Dr. Stephen D. Berry

Teaching Interests:

My teaching is primarily in behavioral neuroscience—the relationship between brain and behavior. I teach both the introductory and advanced biopsychology classes (PSY 251; 351), as well as an advanced course in the neurobiology of learning and memory (PSY 456/556). Specialized graduate seminars(PSY 620; 720) can be related to my research (below) or to more general current issues in neuroscience. In smaller advanced classes, emphasis is on new developments in the field, using critical analysis, writing and discussion (both online and in class). Neuroscience is changing rapidly, so a major goal is to prepare students with the intellectual and technological tools to evaluate unexpected or counterintuitive future developments. Independent study is also a major theme of my teaching, as students participate in discussions of new findings and hands-on research in my lab.

Research Interests:

Our lab investigates brain mechanisms of learning and memory. Teams of graduate and undergraduate students study classical conditioning of eyeblink and jaw movement in rabbits while recording electrophysiological patterns in critical structures. We have studied the effects of training paradigm, brain lesions, psychoactive drugs and aging on behavioral and neural measures. Recent studies have used a brain-computer interface to make training contingent upon certain naturally-occurring brain patterns in structures like the hippocampus and cerebellum. This technology can selectively accelerate or slow behavioral learning while we monitor or manipulate essential structures in the network that supports eyeblink conditioning. We have discovered that low frequency (3-7 Hz) oscillations may optimize the brain for this simple type of learning by coordinating the activity of widely-distributed neural systems.

Professional Recognition:

  • NIMH Postdoctoral Individual Research Fellowship, 1975-77
  • Elected a Fellow of the American Association for the Advancement of Science (AAAS), Section J, 1986: “for important work on the hippocampal substrates of learning and memory.”
  • Elected a Fellow of the American Psychological Society (APS), 1989
  • Recognition by members of the class of 1991 as among “professors who contributed most significantly to their educational development.”  August, 1993
  • Nominated for “Distinguished Educator in the College of Arts and Science,” April 1998.
  • Associated Student Government “Honored Professor”, March 2003
  • 20+ years of external funding from the National Institutes  of Mental Health (NIMH), Aging (NIA), Dental and Craniofacial Research (NIDCR) and the National Science Foundation (NSF).

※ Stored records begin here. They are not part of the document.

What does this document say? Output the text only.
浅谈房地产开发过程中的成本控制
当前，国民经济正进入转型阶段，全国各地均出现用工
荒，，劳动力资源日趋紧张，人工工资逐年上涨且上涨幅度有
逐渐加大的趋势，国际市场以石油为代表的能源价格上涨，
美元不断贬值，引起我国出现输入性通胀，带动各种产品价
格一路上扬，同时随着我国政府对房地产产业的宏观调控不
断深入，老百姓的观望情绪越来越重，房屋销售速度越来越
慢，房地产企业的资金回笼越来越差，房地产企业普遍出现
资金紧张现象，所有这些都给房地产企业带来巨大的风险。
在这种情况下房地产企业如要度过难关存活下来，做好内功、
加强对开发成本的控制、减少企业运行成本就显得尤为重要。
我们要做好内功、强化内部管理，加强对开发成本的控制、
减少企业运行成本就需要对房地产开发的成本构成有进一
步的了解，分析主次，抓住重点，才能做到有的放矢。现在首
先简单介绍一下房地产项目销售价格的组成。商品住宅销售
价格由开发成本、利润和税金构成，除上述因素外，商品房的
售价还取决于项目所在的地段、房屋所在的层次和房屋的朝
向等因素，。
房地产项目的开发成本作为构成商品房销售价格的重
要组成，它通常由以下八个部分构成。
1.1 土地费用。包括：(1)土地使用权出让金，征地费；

Representative Publications:

Berry, S. D., & Thompson, R. F.  (1978).  Prediction of learning rate from the hippocampal electroencephalogram. Science, 200, 1298-1300.

Berry, S. D., & Thompson, R. F.  (1979).  Medial septal lesions retard classical conditioning of the nictitating membrane response in rabbits.  Science, 205, 209-211.

Seager, M. A., Johnson, L. D., Chabot, E. S. Asaka, Y., and Berry, S. D.  (2002). Oscillatory brain states and learning:  Impact of hippocampal theta-contingent training.  Proceedings of the National Academy of Sciences, 99(3), 1616-1620.

Asaka, Y., Mauldin, K.N., Griffin, A.L., Seager, M.A., Shurrell, E. and Berry, S.D. (2005) Nonpharmacological amelioration of age-related learning deficits:  The impact of hippocampal theta-triggered training.  Proceedings of the National Academy of Sciences, 102(37), 13284-13288.

Hoffmann, L.C. and Berry, S.D. (2009) Cerebellar Theta Oscillations are Synchronized by Hippocampal Theta-Contingent Trace Conditioning. Proceedings of the National Academy of Sciences, USA (106): 21371-21376.